The Buzzin’ Blurb – Beautiful Creatures – 7/11/2013

This week, I am reviewing Beautiful Creatures by Kami Garcia and Margaret Stohl. This book was published in 2009 and was made into a movie of the same name in 2013. The story follows a popular trend of romatic paranormal fiction, using its own unique spin on the story. Just a note before the jump, in the next few weeks, I will begin reading the books that I got at ALA. Some of those books will then be offered up as raffle prizes and sent on to the winner. So keep a look out for the raffles to begin. Now click for the full review!

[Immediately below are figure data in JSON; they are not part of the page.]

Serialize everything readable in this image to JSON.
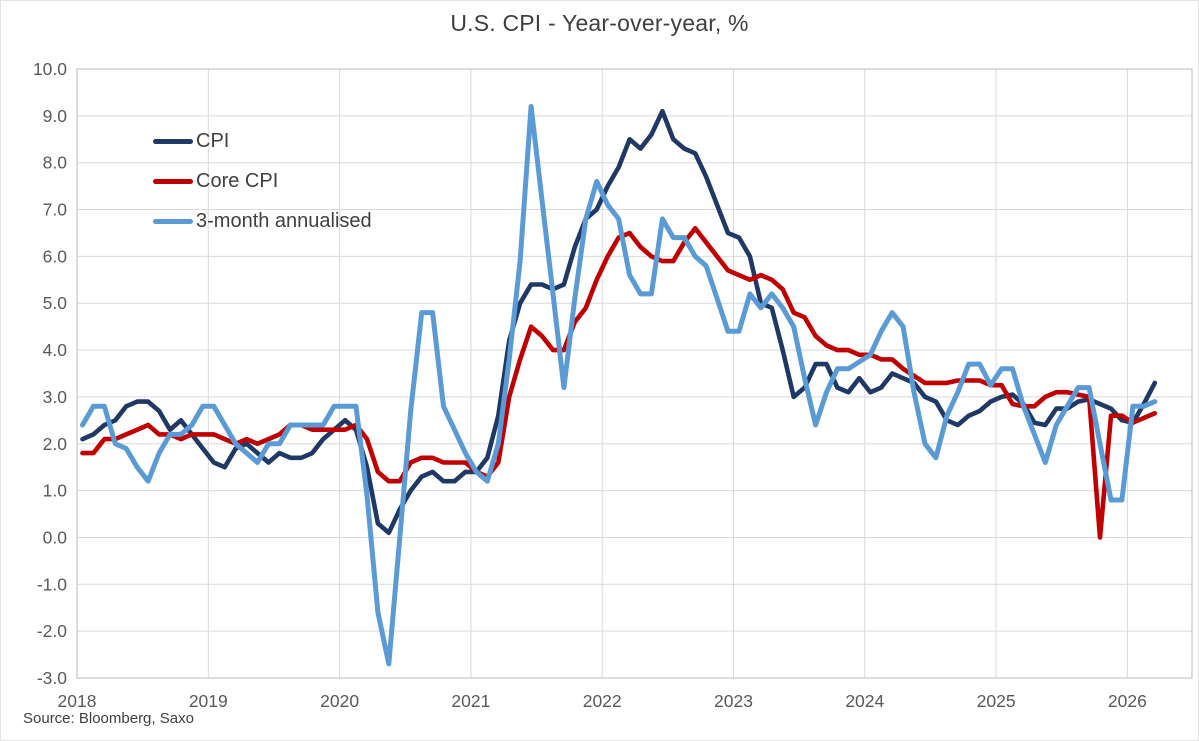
{
  "chart": {
    "title": "U.S. CPI - Year-over-year, %",
    "source": "Source: Bloomberg, Saxo"
  },
  "chart_data": {
    "type": "line",
    "title": "U.S. CPI - Year-over-year, %",
    "xlabel": "",
    "ylabel": "",
    "x_start": "2018-01",
    "x_end": "2026-03",
    "frequency": "monthly",
    "x_tick_labels": [
      "2018",
      "2019",
      "2020",
      "2021",
      "2022",
      "2023",
      "2024",
      "2025",
      "2026"
    ],
    "y_tick_labels": [
      "10.0",
      "9.0",
      "8.0",
      "7.0",
      "6.0",
      "5.0",
      "4.0",
      "3.0",
      "2.0",
      "1.0",
      "0.0",
      "-1.0",
      "-2.0",
      "-3.0"
    ],
    "ylim": [
      -3,
      10
    ],
    "grid": true,
    "legend_position": "inside-top-left",
    "axis_text_color": "#595959",
    "gridline_color": "#d9d9d9",
    "border_color": "#c6c6c6",
    "series": [
      {
        "name": "CPI",
        "color": "#1f3864",
        "values": [
          2.1,
          2.2,
          2.4,
          2.5,
          2.8,
          2.9,
          2.9,
          2.7,
          2.3,
          2.5,
          2.2,
          1.9,
          1.6,
          1.5,
          1.9,
          2.0,
          1.8,
          1.6,
          1.8,
          1.7,
          1.7,
          1.8,
          2.1,
          2.3,
          2.5,
          2.3,
          1.5,
          0.3,
          0.1,
          0.6,
          1.0,
          1.3,
          1.4,
          1.2,
          1.2,
          1.4,
          1.4,
          1.7,
          2.6,
          4.2,
          5.0,
          5.4,
          5.4,
          5.3,
          5.4,
          6.2,
          6.8,
          7.0,
          7.5,
          7.9,
          8.5,
          8.3,
          8.6,
          9.1,
          8.5,
          8.3,
          8.2,
          7.7,
          7.1,
          6.5,
          6.4,
          6.0,
          5.0,
          4.9,
          4.0,
          3.0,
          3.2,
          3.7,
          3.7,
          3.2,
          3.1,
          3.4,
          3.1,
          3.2,
          3.5,
          3.4,
          3.3,
          3.0,
          2.9,
          2.5,
          2.4,
          2.6,
          2.7,
          2.9,
          3.0,
          3.05,
          2.85,
          2.45,
          2.4,
          2.75,
          2.75,
          2.9,
          2.95,
          2.85,
          2.75,
          2.5,
          2.45,
          2.85,
          3.3
        ]
      },
      {
        "name": "Core CPI",
        "color": "#c00000",
        "values": [
          1.8,
          1.8,
          2.1,
          2.1,
          2.2,
          2.3,
          2.4,
          2.2,
          2.2,
          2.1,
          2.2,
          2.2,
          2.2,
          2.1,
          2.0,
          2.1,
          2.0,
          2.1,
          2.2,
          2.4,
          2.4,
          2.3,
          2.3,
          2.3,
          2.3,
          2.4,
          2.1,
          1.4,
          1.2,
          1.2,
          1.6,
          1.7,
          1.7,
          1.6,
          1.6,
          1.6,
          1.4,
          1.3,
          1.6,
          3.0,
          3.8,
          4.5,
          4.3,
          4.0,
          4.0,
          4.6,
          4.9,
          5.5,
          6.0,
          6.4,
          6.5,
          6.2,
          6.0,
          5.9,
          5.9,
          6.3,
          6.6,
          6.3,
          6.0,
          5.7,
          5.6,
          5.5,
          5.6,
          5.5,
          5.3,
          4.8,
          4.7,
          4.3,
          4.1,
          4.0,
          4.0,
          3.9,
          3.9,
          3.8,
          3.8,
          3.6,
          3.45,
          3.3,
          3.3,
          3.3,
          3.35,
          3.35,
          3.35,
          3.25,
          3.25,
          2.85,
          2.8,
          2.8,
          3.0,
          3.1,
          3.1,
          3.05,
          3.0,
          0.0,
          2.6,
          2.6,
          2.45,
          2.55,
          2.65
        ]
      },
      {
        "name": "3-month annualised",
        "color": "#5b9bd5",
        "values": [
          2.4,
          2.8,
          2.8,
          2.0,
          1.9,
          1.5,
          1.2,
          1.8,
          2.2,
          2.2,
          2.4,
          2.8,
          2.8,
          2.4,
          2.0,
          1.8,
          1.6,
          2.0,
          2.0,
          2.4,
          2.4,
          2.4,
          2.4,
          2.8,
          2.8,
          2.8,
          0.9,
          -1.6,
          -2.7,
          0.0,
          2.7,
          4.8,
          4.8,
          2.8,
          2.3,
          1.8,
          1.4,
          1.2,
          2.0,
          3.8,
          5.9,
          9.2,
          7.2,
          5.2,
          3.2,
          5.1,
          6.8,
          7.6,
          7.1,
          6.8,
          5.6,
          5.2,
          5.2,
          6.8,
          6.4,
          6.4,
          6.0,
          5.8,
          5.1,
          4.4,
          4.4,
          5.2,
          4.9,
          5.2,
          4.9,
          4.5,
          3.4,
          2.4,
          3.1,
          3.6,
          3.6,
          3.75,
          3.9,
          4.4,
          4.8,
          4.5,
          3.1,
          2.0,
          1.7,
          2.6,
          3.1,
          3.7,
          3.7,
          3.25,
          3.6,
          3.6,
          2.8,
          2.2,
          1.6,
          2.4,
          2.8,
          3.2,
          3.2,
          2.0,
          0.8,
          0.8,
          2.8,
          2.8,
          2.9
        ]
      }
    ],
    "source": "Source: Bloomberg, Saxo"
  }
}
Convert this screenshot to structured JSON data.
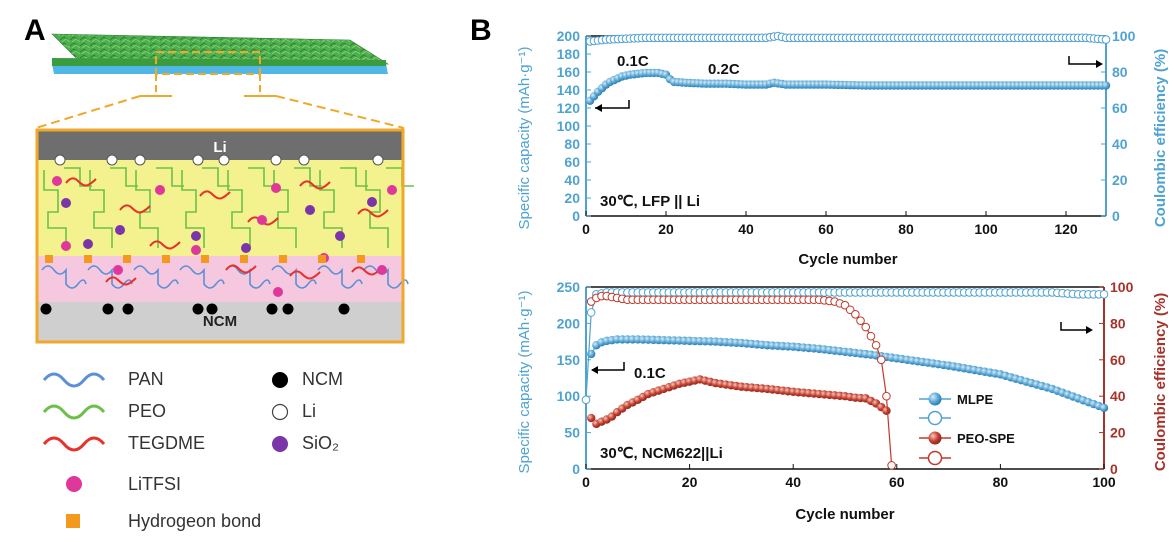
{
  "panels": {
    "a": "A",
    "b": "B"
  },
  "schematic": {
    "top_label": "Li",
    "bottom_label": "NCM",
    "legend": [
      {
        "key": "pan",
        "label": "PAN",
        "color": "#5b8fd6"
      },
      {
        "key": "peo",
        "label": "PEO",
        "color": "#6cc04a"
      },
      {
        "key": "tegdme",
        "label": "TEGDME",
        "color": "#e8312a"
      },
      {
        "key": "ncm",
        "label": "NCM",
        "color": "#000000"
      },
      {
        "key": "li",
        "label": "Li",
        "color": "#ffffff"
      },
      {
        "key": "sio2",
        "label": "SiO₂",
        "color": "#7a35a8"
      },
      {
        "key": "litfsi",
        "label": "LiTFSI",
        "color": "#e0379a"
      },
      {
        "key": "hbond",
        "label": "Hydrogeon bond",
        "color": "#f39a1e"
      }
    ]
  },
  "colors": {
    "capacity_axis": "#4fa3d1",
    "mlpe": "#4fa3d1",
    "peo_spe": "#c0392b",
    "ce_axis_bottom": "#a8322a",
    "layer_yellow": "#f3f28e",
    "layer_pink": "#f6c8df",
    "frame": "#f0a82a"
  },
  "chart_data": [
    {
      "type": "scatter",
      "annotation_condition": "30℃, LFP || Li",
      "annotations": [
        "0.1C",
        "0.2C"
      ],
      "xlabel": "Cycle number",
      "ylabel": "Specific capacity (mAh·g⁻¹)",
      "y2label": "Coulombic efficiency (%)",
      "xlim": [
        0,
        130
      ],
      "ylim": [
        0,
        200
      ],
      "y2lim": [
        0,
        100
      ],
      "xticks": [
        0,
        20,
        40,
        60,
        80,
        100,
        120
      ],
      "yticks": [
        0,
        20,
        40,
        60,
        80,
        100,
        120,
        140,
        160,
        180,
        200
      ],
      "y2ticks": [
        0,
        20,
        40,
        60,
        80,
        100
      ],
      "series": [
        {
          "key": "cap",
          "axis": "left",
          "filled": true,
          "x": [
            1,
            2,
            3,
            4,
            5,
            6,
            7,
            8,
            9,
            10,
            11,
            12,
            13,
            14,
            15,
            16,
            17,
            18,
            19,
            20,
            21,
            22,
            25,
            30,
            35,
            40,
            45,
            47,
            50,
            60,
            70,
            80,
            90,
            100,
            110,
            120,
            130
          ],
          "y": [
            128,
            133,
            138,
            142,
            146,
            149,
            151,
            153,
            155,
            156,
            157,
            157.5,
            158,
            158.5,
            159,
            159,
            159,
            159,
            158,
            157,
            152,
            149,
            148,
            147,
            147,
            146,
            146,
            148,
            146,
            146,
            145,
            145,
            145,
            145,
            145,
            145,
            145
          ]
        },
        {
          "key": "ce",
          "axis": "right",
          "filled": false,
          "x": [
            1,
            5,
            10,
            15,
            20,
            25,
            30,
            35,
            40,
            45,
            48,
            50,
            55,
            60,
            65,
            70,
            75,
            80,
            85,
            90,
            95,
            100,
            105,
            110,
            115,
            120,
            125,
            130
          ],
          "y": [
            97,
            98,
            98.5,
            99,
            99,
            99,
            99,
            99,
            99,
            99,
            100,
            99,
            99,
            99,
            99,
            99,
            99,
            99,
            99,
            99,
            99,
            99,
            99,
            99,
            99,
            99,
            99,
            98
          ]
        }
      ]
    },
    {
      "type": "scatter",
      "annotation_condition": "30℃, NCM622||Li",
      "annotations": [
        "0.1C"
      ],
      "xlabel": "Cycle number",
      "ylabel": "Specific capacity (mAh·g⁻¹)",
      "y2label": "Coulombic efficiency (%)",
      "xlim": [
        0,
        100
      ],
      "ylim": [
        0,
        250
      ],
      "y2lim": [
        0,
        100
      ],
      "xticks": [
        0,
        20,
        40,
        60,
        80,
        100
      ],
      "yticks": [
        0,
        50,
        100,
        150,
        200,
        250
      ],
      "y2ticks": [
        0,
        20,
        40,
        60,
        80,
        100
      ],
      "series": [
        {
          "key": "mlpe_cap",
          "name": "MLPE",
          "axis": "left",
          "filled": true,
          "x": [
            1,
            2,
            3,
            4,
            5,
            6,
            8,
            10,
            15,
            20,
            25,
            30,
            35,
            40,
            45,
            50,
            55,
            60,
            65,
            70,
            75,
            80,
            85,
            90,
            95,
            100
          ],
          "y": [
            158,
            170,
            174,
            176,
            177,
            178,
            178,
            178,
            177,
            176,
            175,
            173,
            170,
            168,
            165,
            161,
            157,
            152,
            147,
            142,
            136,
            130,
            120,
            110,
            97,
            84
          ]
        },
        {
          "key": "mlpe_ce",
          "name": "",
          "axis": "right",
          "filled": false,
          "x": [
            0,
            1,
            2,
            4,
            6,
            8,
            10,
            15,
            20,
            25,
            30,
            35,
            40,
            45,
            50,
            55,
            60,
            65,
            70,
            75,
            80,
            85,
            90,
            95,
            100
          ],
          "y": [
            38,
            86,
            96,
            97,
            97,
            97,
            97,
            97,
            97,
            97,
            97,
            97,
            97,
            97,
            97,
            97,
            97,
            97,
            97,
            97,
            97,
            97,
            97,
            96,
            96
          ]
        },
        {
          "key": "peo_cap",
          "name": "PEO-SPE",
          "axis": "left",
          "filled": true,
          "x": [
            1,
            2,
            3,
            4,
            5,
            6,
            8,
            10,
            12,
            15,
            18,
            20,
            22,
            25,
            30,
            35,
            40,
            45,
            50,
            52,
            54,
            56,
            58
          ],
          "y": [
            70,
            62,
            65,
            68,
            72,
            78,
            88,
            95,
            103,
            110,
            117,
            120,
            123,
            118,
            113,
            110,
            106,
            103,
            100,
            98,
            97,
            90,
            80
          ]
        },
        {
          "key": "peo_ce",
          "name": "",
          "axis": "right",
          "filled": false,
          "x": [
            1,
            2,
            3,
            4,
            6,
            8,
            10,
            15,
            20,
            25,
            30,
            35,
            40,
            45,
            48,
            50,
            52,
            54,
            56,
            57,
            58,
            59
          ],
          "y": [
            92,
            94,
            95,
            95,
            94,
            93,
            93,
            93,
            93,
            93,
            93,
            93,
            93,
            93,
            92,
            90,
            85,
            78,
            68,
            60,
            40,
            2
          ]
        }
      ]
    }
  ]
}
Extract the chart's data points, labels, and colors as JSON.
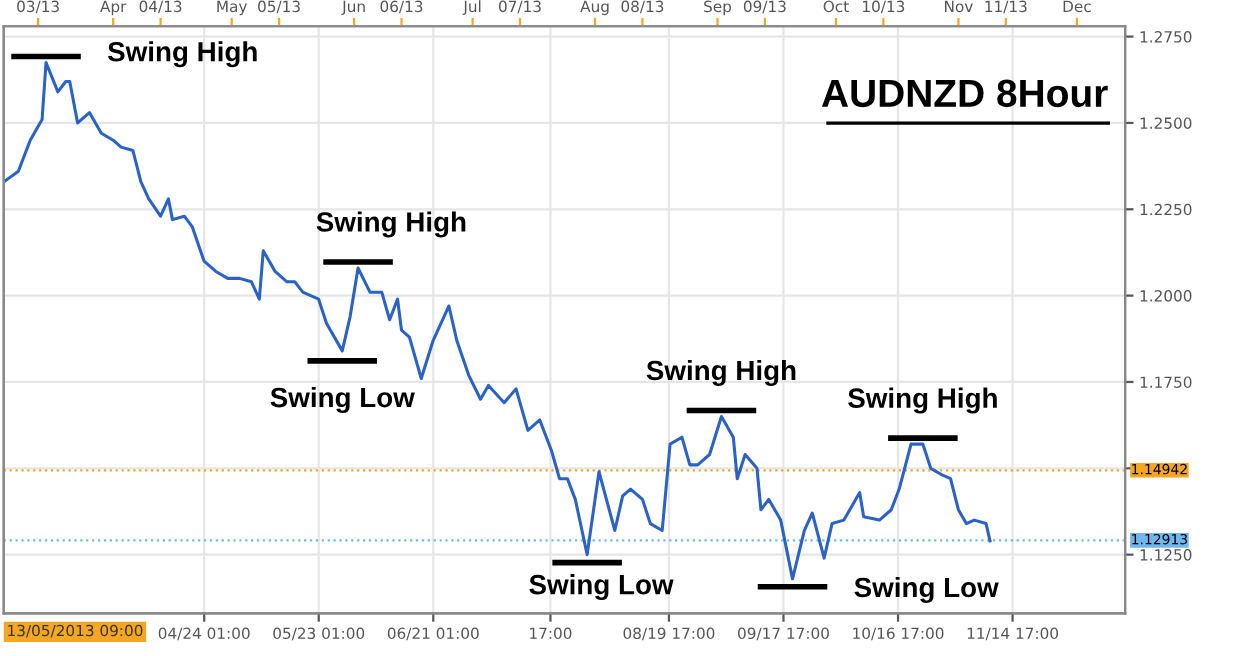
{
  "chart_data": {
    "type": "line",
    "title": "AUDNZD 8Hour",
    "series": [
      {
        "color": "#2a62c8",
        "x": [
          "2013-03-04T09:00",
          "2013-03-08",
          "2013-03-11",
          "2013-03-14",
          "2013-03-15",
          "2013-03-18",
          "2013-03-20",
          "2013-03-21",
          "2013-03-23",
          "2013-03-26",
          "2013-03-27",
          "2013-03-29",
          "2013-04-01",
          "2013-04-03",
          "2013-04-06",
          "2013-04-08",
          "2013-04-10",
          "2013-04-13",
          "2013-04-15",
          "2013-04-16",
          "2013-04-19",
          "2013-04-21",
          "2013-04-24",
          "2013-04-27",
          "2013-04-30",
          "2013-05-03",
          "2013-05-06",
          "2013-05-08",
          "2013-05-09",
          "2013-05-12",
          "2013-05-15",
          "2013-05-17",
          "2013-05-19",
          "2013-05-23",
          "2013-05-25",
          "2013-05-29",
          "2013-05-31",
          "2013-06-02",
          "2013-06-05",
          "2013-06-08",
          "2013-06-10",
          "2013-06-12",
          "2013-06-13",
          "2013-06-15",
          "2013-06-18",
          "2013-06-21",
          "2013-06-25",
          "2013-06-27",
          "2013-06-30",
          "2013-07-03",
          "2013-07-05",
          "2013-07-09",
          "2013-07-12",
          "2013-07-15",
          "2013-07-18",
          "2013-07-21",
          "2013-07-23",
          "2013-07-25",
          "2013-07-27",
          "2013-07-30",
          "2013-08-02",
          "2013-08-06",
          "2013-08-08",
          "2013-08-10",
          "2013-08-13",
          "2013-08-15",
          "2013-08-18",
          "2013-08-20",
          "2013-08-23",
          "2013-08-25",
          "2013-08-27",
          "2013-08-30",
          "2013-09-02",
          "2013-09-05",
          "2013-09-06",
          "2013-09-08",
          "2013-09-11",
          "2013-09-12",
          "2013-09-14",
          "2013-09-17",
          "2013-09-20",
          "2013-09-23",
          "2013-09-25",
          "2013-09-28",
          "2013-09-30",
          "2013-10-03",
          "2013-10-07",
          "2013-10-08",
          "2013-10-12",
          "2013-10-15",
          "2013-10-17",
          "2013-10-20",
          "2013-10-23",
          "2013-10-25",
          "2013-10-28",
          "2013-10-30",
          "2013-11-01",
          "2013-11-03",
          "2013-11-05",
          "2013-11-08",
          "2013-11-09"
        ],
        "values": [
          1.233,
          1.236,
          1.245,
          1.251,
          1.2675,
          1.259,
          1.262,
          1.262,
          1.25,
          1.253,
          1.251,
          1.247,
          1.245,
          1.243,
          1.242,
          1.233,
          1.228,
          1.223,
          1.228,
          1.222,
          1.223,
          1.22,
          1.21,
          1.207,
          1.205,
          1.205,
          1.204,
          1.199,
          1.213,
          1.207,
          1.204,
          1.204,
          1.201,
          1.199,
          1.192,
          1.184,
          1.194,
          1.208,
          1.201,
          1.201,
          1.193,
          1.199,
          1.19,
          1.188,
          1.176,
          1.187,
          1.197,
          1.187,
          1.177,
          1.17,
          1.174,
          1.169,
          1.173,
          1.161,
          1.164,
          1.155,
          1.147,
          1.147,
          1.141,
          1.125,
          1.149,
          1.132,
          1.142,
          1.144,
          1.141,
          1.134,
          1.132,
          1.157,
          1.159,
          1.151,
          1.151,
          1.154,
          1.165,
          1.159,
          1.147,
          1.154,
          1.15,
          1.138,
          1.141,
          1.135,
          1.118,
          1.132,
          1.137,
          1.124,
          1.134,
          1.135,
          1.143,
          1.136,
          1.135,
          1.138,
          1.144,
          1.157,
          1.157,
          1.15,
          1.148,
          1.147,
          1.138,
          1.134,
          1.135,
          1.134,
          1.129
        ]
      }
    ],
    "xlim": [
      "2013-03-04T07:00",
      "2013-12-13T05:00"
    ],
    "ylim": [
      1.108,
      1.278
    ],
    "xticks": [
      {
        "value": "2013-04-24T01:00",
        "label": "04/24 01:00"
      },
      {
        "value": "2013-05-23T01:00",
        "label": "05/23 01:00"
      },
      {
        "value": "2013-06-21T01:00",
        "label": "06/21 01:00"
      },
      {
        "value": "2013-07-20T17:00",
        "label": "17:00"
      },
      {
        "value": "2013-08-19T17:00",
        "label": "08/19 17:00"
      },
      {
        "value": "2013-09-17T17:00",
        "label": "09/17 17:00"
      },
      {
        "value": "2013-10-16T17:00",
        "label": "10/16 17:00"
      },
      {
        "value": "2013-11-14T17:00",
        "label": "11/14 17:00"
      }
    ],
    "x2lim": [
      "2013-03-04T07:00",
      "2013-12-13T05:00"
    ],
    "x2ticks": [
      {
        "value": "2013-03-13",
        "label": "03/13"
      },
      {
        "value": "2013-04-01",
        "label": "Apr"
      },
      {
        "value": "2013-04-13",
        "label": "04/13"
      },
      {
        "value": "2013-05-01",
        "label": "May"
      },
      {
        "value": "2013-05-13",
        "label": "05/13"
      },
      {
        "value": "2013-06-01",
        "label": "Jun"
      },
      {
        "value": "2013-06-13",
        "label": "06/13"
      },
      {
        "value": "2013-07-01",
        "label": "Jul"
      },
      {
        "value": "2013-07-13",
        "label": "07/13"
      },
      {
        "value": "2013-08-01",
        "label": "Aug"
      },
      {
        "value": "2013-08-13",
        "label": "08/13"
      },
      {
        "value": "2013-09-01",
        "label": "Sep"
      },
      {
        "value": "2013-09-13",
        "label": "09/13"
      },
      {
        "value": "2013-10-01",
        "label": "Oct"
      },
      {
        "value": "2013-10-13",
        "label": "10/13"
      },
      {
        "value": "2013-11-01",
        "label": "Nov"
      },
      {
        "value": "2013-11-13",
        "label": "11/13"
      },
      {
        "value": "2013-12-01",
        "label": "Dec"
      }
    ],
    "yticks": [
      {
        "value": 1.125,
        "label": "1.1250"
      },
      {
        "value": 1.15,
        "label": null
      },
      {
        "value": 1.175,
        "label": "1.1750"
      },
      {
        "value": 1.2,
        "label": "1.2000"
      },
      {
        "value": 1.225,
        "label": "1.2250"
      },
      {
        "value": 1.25,
        "label": "1.2500"
      },
      {
        "value": 1.275,
        "label": "1.2750"
      }
    ],
    "ref_lines": [
      {
        "axis": "y",
        "value": 1.14942,
        "label": "1.14942",
        "color": "#f5a623",
        "line_style": "dotted"
      },
      {
        "axis": "y",
        "value": 1.12913,
        "label": "1.12913",
        "color": "#6fb7ee",
        "line_style": "dotted"
      }
    ],
    "annotations": [
      {
        "text": "Swing High",
        "x": "2013-03-15",
        "y": 1.2675
      },
      {
        "text": "Swing High",
        "x": "2013-06-02",
        "y": 1.208
      },
      {
        "text": "Swing Low",
        "x": "2013-05-29",
        "y": 1.184
      },
      {
        "text": "Swing Low",
        "x": "2013-07-30",
        "y": 1.125
      },
      {
        "text": "Swing High",
        "x": "2013-09-02",
        "y": 1.165
      },
      {
        "text": "Swing Low",
        "x": "2013-09-20",
        "y": 1.118
      },
      {
        "text": "Swing High",
        "x": "2013-10-23",
        "y": 1.157
      },
      "13/05/2013 09:00"
    ],
    "grid": true,
    "marker": "none",
    "line_style": "solid"
  }
}
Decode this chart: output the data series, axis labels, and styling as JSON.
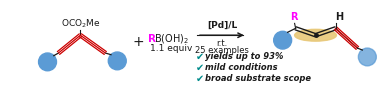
{
  "bg_color": "#ffffff",
  "blue_color": "#5b9bd5",
  "red_color": "#cc0000",
  "magenta_color": "#ff00ff",
  "teal_color": "#008B8B",
  "tan_color": "#e8c878",
  "black": "#1a1a1a",
  "oco2me_text": "OCO$_2$Me",
  "rb_R": "R",
  "rb_rest": "B(OH)$_2$",
  "equiv_text": "1.1 equiv",
  "arrow_top": "[Pd]/L",
  "arrow_mid": "r.t.",
  "arrow_bot": "25 examples",
  "bullet1": "yields up to 93%",
  "bullet2": "mild conditions",
  "bullet3": "broad substrate scope",
  "R_label": "R",
  "H_label": "H"
}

Beautiful Creatures is a paranormal romance novel set in Gatlin, South Carolina. Our narrator, Ethan, has lived in Gatlin his whole life, while Lena is new in town. This is an interesting choice for the setting, because it introduces something that is missing from some other popular paranormal romance novels. Specifically, the setting of Gatlin, right in the heart of the Bible Belt, introduces a prejudice against magic that is often not present in paranormal novels of any type, not just romance. This extra element of tension caused by the prejudice of the townspeople is an interesting aspect to the story.

Thankfully, Beautiful Creatures avoids the love triangle that is currently so popular in YA romance stories, paranormal or not. The authors torment our main characters, Lena and Ethan through other means, such as the persecution they suffer from the people of Gatlin, and the disapproval of their relationship by their families. In addition to this tension, we have The Curse.

The Curse is something that was brought on Lena’s family over a century ago during the Civil War. On their sixteenth birthday, members of her family will be claimed either for the light or the dark, and they have no control over which way they will go. Lena is constantly terrified that she will be taken for the dark, and she sees signs everywhere that her claiming has begun long before her birthday arrives.

In addition to Lena and Ethan, there are several important characters in the story who influence the plot. These characters include Macon Ravenwood (Lena’s uncle), Amma (Ethan’s housekeeper) and Marian Ashcroft (the town librarian). The character development for all of the story worked well, and it helps the reader enter the story, leaving the real world behind for a while. The other major method of character development is Lena and Ethan’s Kelting ability. This ability allows them to speak telepathically, and shows their thoughts throughout the book. It’s an interesting narrative device, but one I could have lived without.

The climax of the story is one that could have been tightened up. In fact, that is my major complaint about this book in general. The paperback version of this book is nearly 600 pages long. That’s long for a YA novel. Really long. I suspect that the idea with the length was to give the story a slow southern feel. Unfortunately, it means the book meanders a bit. Some additional editing could probably have tightened this book up quite a bit. We didn’t need quite so many scenes showing how mean the townspeople were, and the climax is just a little bit all over the place. Overall though, the character development saves the story. I was rooting for Ethan and Lena by the end, and I wanted them to find a way through all the issues they were having to be together. This book is the first part of a quartet however, and so even with the climactic final battle, there is no true resolution.

Ultimately, I enjoyed the book, I would read it again, and I would recommend it to others. 4 out of 5 stars.